The first step, of course, is to read in the data. Like before, we’ll use the readr::read_csv() function:

library(tidyverse)
## ── Attaching packages ─────────────────────────────────────────── tidyverse 1.2.1 ──
## ✔ ggplot2 3.2.0     ✔ purrr   0.3.2
## ✔ tibble  2.1.3     ✔ dplyr   0.8.3
## ✔ tidyr   0.8.3     ✔ stringr 1.4.0
## ✔ readr   1.3.1     ✔ forcats 0.4.0
## ── Conflicts ────────────────────────────────────────────── tidyverse_conflicts() ──
## ✖ dplyr::filter() masks stats::filter()
## ✖ dplyr::lag()    masks stats::lag()
us_states <- read_csv("http://projects.rodrigozamith.com/datastorytelling/data/evictions_us_states.csv")
## Parsed with column specification:
## cols(
##   .default = col_double(),
##   GEOID = col_character(),
##   name = col_character(),
##   `parent-location` = col_character()
## )
## See spec(...) for full column specifications.

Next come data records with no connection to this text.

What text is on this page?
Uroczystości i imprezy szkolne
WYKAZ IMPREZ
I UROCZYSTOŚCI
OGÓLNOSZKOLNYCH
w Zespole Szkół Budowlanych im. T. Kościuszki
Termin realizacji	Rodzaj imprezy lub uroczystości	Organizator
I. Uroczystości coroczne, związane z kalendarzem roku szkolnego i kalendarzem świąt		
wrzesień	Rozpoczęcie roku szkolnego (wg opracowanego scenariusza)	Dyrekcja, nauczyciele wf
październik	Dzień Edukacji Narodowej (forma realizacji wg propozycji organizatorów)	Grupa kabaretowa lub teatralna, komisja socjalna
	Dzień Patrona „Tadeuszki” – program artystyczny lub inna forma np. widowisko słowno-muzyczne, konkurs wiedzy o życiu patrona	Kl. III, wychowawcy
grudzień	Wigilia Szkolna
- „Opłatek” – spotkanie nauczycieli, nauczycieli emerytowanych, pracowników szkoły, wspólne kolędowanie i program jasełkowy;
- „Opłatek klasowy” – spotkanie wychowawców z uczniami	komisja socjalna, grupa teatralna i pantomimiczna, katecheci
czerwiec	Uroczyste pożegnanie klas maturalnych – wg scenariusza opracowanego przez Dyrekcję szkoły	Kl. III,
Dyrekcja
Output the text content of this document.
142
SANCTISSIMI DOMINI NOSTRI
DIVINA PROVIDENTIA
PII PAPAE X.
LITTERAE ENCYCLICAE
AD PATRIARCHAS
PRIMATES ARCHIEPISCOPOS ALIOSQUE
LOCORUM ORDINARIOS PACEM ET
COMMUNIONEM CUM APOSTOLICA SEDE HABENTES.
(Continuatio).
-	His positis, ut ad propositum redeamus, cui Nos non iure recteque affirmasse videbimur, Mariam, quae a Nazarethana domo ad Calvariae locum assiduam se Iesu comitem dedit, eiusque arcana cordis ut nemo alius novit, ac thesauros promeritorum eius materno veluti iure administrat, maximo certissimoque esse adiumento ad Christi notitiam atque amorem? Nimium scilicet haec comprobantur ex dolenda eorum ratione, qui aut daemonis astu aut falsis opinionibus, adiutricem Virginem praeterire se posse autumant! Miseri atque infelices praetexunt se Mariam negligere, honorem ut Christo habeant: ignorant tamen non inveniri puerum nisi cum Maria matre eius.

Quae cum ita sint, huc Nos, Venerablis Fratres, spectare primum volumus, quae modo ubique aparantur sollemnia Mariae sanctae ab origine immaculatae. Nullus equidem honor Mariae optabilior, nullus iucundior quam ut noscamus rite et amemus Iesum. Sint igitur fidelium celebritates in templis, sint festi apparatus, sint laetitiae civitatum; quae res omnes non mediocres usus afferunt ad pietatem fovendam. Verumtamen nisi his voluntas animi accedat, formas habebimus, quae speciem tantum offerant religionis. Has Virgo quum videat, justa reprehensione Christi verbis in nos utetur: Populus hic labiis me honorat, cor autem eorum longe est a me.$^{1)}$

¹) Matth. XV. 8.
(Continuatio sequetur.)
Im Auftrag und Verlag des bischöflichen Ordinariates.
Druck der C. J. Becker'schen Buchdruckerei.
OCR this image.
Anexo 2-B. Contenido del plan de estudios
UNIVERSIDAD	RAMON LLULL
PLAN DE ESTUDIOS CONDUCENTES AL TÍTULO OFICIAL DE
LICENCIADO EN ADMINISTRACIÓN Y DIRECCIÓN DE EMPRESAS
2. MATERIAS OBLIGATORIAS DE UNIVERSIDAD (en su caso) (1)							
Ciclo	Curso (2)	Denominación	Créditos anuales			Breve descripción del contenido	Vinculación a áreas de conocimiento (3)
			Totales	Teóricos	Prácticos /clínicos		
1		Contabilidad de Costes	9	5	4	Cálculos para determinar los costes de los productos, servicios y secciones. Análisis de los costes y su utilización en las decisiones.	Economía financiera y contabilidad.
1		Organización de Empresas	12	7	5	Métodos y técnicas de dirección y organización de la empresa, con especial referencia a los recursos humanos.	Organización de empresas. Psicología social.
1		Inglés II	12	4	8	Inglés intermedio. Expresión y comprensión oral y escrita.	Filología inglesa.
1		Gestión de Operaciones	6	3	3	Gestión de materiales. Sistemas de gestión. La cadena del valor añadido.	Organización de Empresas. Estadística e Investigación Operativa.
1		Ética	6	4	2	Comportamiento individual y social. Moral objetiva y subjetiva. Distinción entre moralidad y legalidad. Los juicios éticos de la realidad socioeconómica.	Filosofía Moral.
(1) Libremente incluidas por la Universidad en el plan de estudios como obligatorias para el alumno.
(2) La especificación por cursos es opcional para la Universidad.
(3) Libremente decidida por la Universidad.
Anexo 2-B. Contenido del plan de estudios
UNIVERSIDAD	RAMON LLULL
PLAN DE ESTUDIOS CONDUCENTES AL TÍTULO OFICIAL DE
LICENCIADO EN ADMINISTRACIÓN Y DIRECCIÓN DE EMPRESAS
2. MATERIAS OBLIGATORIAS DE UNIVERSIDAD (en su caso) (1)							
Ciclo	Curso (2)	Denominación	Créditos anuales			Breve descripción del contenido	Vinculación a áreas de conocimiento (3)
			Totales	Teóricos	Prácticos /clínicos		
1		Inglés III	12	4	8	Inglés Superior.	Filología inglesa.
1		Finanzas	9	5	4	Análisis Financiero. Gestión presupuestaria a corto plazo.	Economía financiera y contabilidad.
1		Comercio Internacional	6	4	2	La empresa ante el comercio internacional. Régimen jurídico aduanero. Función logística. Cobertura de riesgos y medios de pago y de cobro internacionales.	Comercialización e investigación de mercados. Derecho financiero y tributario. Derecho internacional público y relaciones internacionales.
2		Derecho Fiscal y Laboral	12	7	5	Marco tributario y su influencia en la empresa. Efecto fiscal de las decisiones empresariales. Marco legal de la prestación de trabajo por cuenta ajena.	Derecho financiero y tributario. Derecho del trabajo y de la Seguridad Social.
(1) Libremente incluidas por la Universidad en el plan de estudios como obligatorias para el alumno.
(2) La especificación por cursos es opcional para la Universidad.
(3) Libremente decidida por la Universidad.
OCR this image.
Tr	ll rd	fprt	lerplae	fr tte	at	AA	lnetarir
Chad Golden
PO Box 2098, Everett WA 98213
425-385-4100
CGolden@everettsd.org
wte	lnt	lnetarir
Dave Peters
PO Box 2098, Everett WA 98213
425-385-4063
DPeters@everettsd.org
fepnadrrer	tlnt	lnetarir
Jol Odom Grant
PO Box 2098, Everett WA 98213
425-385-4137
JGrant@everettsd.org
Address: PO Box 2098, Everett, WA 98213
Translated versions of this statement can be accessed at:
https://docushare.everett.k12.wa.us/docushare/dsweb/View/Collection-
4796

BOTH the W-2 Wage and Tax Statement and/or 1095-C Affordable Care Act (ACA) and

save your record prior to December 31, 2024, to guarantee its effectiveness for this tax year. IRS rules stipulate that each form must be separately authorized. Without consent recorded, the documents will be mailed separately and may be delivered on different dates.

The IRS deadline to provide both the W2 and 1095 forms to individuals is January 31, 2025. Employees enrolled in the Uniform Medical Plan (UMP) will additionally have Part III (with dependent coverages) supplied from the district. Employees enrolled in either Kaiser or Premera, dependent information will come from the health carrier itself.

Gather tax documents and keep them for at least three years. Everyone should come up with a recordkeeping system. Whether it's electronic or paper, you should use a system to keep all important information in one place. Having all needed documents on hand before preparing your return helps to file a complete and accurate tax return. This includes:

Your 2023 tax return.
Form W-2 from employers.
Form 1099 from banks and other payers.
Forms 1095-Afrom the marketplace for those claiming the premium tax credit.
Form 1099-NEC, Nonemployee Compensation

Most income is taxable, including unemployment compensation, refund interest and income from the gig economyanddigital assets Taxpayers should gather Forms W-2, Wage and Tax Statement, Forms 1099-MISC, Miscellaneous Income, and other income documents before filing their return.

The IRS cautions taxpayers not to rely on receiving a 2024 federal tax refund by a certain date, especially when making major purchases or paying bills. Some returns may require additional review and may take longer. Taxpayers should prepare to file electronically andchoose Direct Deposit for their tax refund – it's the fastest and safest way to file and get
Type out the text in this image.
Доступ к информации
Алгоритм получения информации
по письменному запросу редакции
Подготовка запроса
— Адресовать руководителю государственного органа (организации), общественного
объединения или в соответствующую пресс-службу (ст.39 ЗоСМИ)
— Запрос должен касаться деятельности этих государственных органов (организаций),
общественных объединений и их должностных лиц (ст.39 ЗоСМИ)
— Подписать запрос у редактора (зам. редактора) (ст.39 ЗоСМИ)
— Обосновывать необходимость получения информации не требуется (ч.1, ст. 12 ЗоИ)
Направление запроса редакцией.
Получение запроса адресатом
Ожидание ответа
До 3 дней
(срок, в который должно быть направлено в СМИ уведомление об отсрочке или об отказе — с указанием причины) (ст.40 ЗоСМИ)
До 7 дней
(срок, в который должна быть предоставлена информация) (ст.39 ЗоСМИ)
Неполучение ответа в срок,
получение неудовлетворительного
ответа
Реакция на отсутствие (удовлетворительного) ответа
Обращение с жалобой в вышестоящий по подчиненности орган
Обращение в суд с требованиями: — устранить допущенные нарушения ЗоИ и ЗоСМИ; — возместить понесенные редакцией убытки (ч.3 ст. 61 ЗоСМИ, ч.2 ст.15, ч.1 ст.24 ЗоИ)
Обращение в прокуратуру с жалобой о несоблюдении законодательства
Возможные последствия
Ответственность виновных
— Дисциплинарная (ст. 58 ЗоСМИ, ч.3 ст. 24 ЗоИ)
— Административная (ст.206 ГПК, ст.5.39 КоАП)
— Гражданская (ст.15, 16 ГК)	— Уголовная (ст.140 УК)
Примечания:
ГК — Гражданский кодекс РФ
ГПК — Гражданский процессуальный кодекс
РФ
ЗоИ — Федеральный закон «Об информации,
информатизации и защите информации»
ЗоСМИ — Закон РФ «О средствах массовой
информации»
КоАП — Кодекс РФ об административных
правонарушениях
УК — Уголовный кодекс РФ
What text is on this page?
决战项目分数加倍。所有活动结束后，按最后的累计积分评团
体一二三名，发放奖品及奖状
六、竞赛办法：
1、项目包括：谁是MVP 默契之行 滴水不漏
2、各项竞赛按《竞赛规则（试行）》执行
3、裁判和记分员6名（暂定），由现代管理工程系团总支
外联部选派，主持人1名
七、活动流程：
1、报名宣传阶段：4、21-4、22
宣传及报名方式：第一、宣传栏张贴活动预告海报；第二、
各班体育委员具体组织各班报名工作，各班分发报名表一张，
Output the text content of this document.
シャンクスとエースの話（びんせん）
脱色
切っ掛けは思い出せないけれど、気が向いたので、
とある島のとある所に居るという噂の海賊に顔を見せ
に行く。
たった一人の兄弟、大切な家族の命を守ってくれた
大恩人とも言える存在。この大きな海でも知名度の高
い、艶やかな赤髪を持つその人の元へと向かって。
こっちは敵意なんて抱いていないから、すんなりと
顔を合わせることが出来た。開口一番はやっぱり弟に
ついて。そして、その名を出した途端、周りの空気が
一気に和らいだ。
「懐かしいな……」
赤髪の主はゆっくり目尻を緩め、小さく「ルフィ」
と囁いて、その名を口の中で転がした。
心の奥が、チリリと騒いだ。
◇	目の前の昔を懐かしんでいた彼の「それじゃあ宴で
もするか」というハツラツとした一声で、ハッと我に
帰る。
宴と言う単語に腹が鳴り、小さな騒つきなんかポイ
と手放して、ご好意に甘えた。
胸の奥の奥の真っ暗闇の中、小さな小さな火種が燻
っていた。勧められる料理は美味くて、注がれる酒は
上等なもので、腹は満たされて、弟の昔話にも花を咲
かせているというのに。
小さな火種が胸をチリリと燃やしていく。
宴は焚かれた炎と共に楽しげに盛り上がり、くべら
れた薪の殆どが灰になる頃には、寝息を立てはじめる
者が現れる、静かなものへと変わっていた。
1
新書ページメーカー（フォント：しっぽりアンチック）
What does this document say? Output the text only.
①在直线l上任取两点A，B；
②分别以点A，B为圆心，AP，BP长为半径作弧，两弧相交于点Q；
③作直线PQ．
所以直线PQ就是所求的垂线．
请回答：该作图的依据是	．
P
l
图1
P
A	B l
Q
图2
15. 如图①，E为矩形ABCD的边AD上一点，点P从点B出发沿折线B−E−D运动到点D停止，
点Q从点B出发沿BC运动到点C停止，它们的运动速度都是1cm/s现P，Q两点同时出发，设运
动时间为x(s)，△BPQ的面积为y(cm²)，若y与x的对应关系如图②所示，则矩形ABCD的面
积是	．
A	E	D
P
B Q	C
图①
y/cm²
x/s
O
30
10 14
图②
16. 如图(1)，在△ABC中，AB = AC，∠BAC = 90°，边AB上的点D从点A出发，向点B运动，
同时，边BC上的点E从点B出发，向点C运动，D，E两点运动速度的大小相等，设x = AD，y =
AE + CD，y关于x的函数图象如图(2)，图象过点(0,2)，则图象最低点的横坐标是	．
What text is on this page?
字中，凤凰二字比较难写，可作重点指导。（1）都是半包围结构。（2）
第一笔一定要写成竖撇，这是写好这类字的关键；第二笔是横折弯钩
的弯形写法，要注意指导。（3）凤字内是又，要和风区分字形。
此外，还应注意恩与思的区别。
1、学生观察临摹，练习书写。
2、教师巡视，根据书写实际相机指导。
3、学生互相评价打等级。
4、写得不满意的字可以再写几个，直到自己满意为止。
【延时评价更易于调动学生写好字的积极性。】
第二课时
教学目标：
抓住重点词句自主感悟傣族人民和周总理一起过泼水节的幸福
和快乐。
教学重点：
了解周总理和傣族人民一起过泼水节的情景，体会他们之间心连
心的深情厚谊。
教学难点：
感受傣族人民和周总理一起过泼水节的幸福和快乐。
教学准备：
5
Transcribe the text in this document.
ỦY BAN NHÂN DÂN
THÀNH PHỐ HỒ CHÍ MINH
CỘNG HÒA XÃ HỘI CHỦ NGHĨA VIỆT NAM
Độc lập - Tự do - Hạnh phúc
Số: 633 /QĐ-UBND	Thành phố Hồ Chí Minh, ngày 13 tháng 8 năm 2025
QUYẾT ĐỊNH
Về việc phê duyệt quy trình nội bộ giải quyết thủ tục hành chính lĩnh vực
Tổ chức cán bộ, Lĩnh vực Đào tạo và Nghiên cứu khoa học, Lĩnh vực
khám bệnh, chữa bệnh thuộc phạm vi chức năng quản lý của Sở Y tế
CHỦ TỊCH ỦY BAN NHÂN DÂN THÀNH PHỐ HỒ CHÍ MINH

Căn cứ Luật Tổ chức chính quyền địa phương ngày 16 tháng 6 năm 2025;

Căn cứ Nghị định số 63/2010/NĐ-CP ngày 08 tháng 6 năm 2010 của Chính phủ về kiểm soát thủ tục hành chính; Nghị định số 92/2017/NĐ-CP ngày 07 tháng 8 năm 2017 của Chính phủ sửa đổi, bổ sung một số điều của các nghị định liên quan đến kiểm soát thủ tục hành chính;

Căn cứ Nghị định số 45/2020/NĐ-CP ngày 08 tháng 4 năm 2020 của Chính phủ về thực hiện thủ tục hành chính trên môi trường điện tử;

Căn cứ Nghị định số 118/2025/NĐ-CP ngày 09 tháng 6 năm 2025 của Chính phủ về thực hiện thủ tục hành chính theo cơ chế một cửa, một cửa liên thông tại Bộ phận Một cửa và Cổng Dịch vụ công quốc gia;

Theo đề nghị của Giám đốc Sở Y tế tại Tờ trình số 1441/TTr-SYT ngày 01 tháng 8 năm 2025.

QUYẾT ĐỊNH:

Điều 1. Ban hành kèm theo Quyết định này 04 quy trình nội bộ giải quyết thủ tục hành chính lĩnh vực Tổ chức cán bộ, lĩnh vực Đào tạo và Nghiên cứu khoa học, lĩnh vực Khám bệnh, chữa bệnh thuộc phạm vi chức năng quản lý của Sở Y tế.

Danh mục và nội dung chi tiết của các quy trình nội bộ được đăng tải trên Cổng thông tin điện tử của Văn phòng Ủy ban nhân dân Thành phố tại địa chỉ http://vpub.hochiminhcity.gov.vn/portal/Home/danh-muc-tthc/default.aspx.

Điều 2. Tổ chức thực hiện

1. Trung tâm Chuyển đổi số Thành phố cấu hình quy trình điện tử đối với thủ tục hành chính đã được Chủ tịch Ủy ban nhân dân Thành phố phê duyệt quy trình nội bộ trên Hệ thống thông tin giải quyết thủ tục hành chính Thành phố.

Confirm it imported correctly

Normally, we would make sure the data imported correctly. Because we’ve previously evaluated the data from this dataset, we can just take a quick look at the first few observations to confirm that the data were imported correctly.

head(us_states)

Just like before, it appears we imported the data correctly.

Working with strings

Basic string matching

While most of the data crunching we do as data journalists involves numbers, we sometimes have to work with strings, too. For example, sometimes we want to create a filter in our dataset so we only include observations that begin with or end with certain text. For example, let’s say I want to look at the Dakotas. Instead of creating a separate filter for each variation of “Dakota” (thankfully, only two in this example!), I can use the endsWith() function that comes with R. The arguments I need to provide it with are the variable I’m evaluating and the text the variable needs to end with to yield a TRUE response.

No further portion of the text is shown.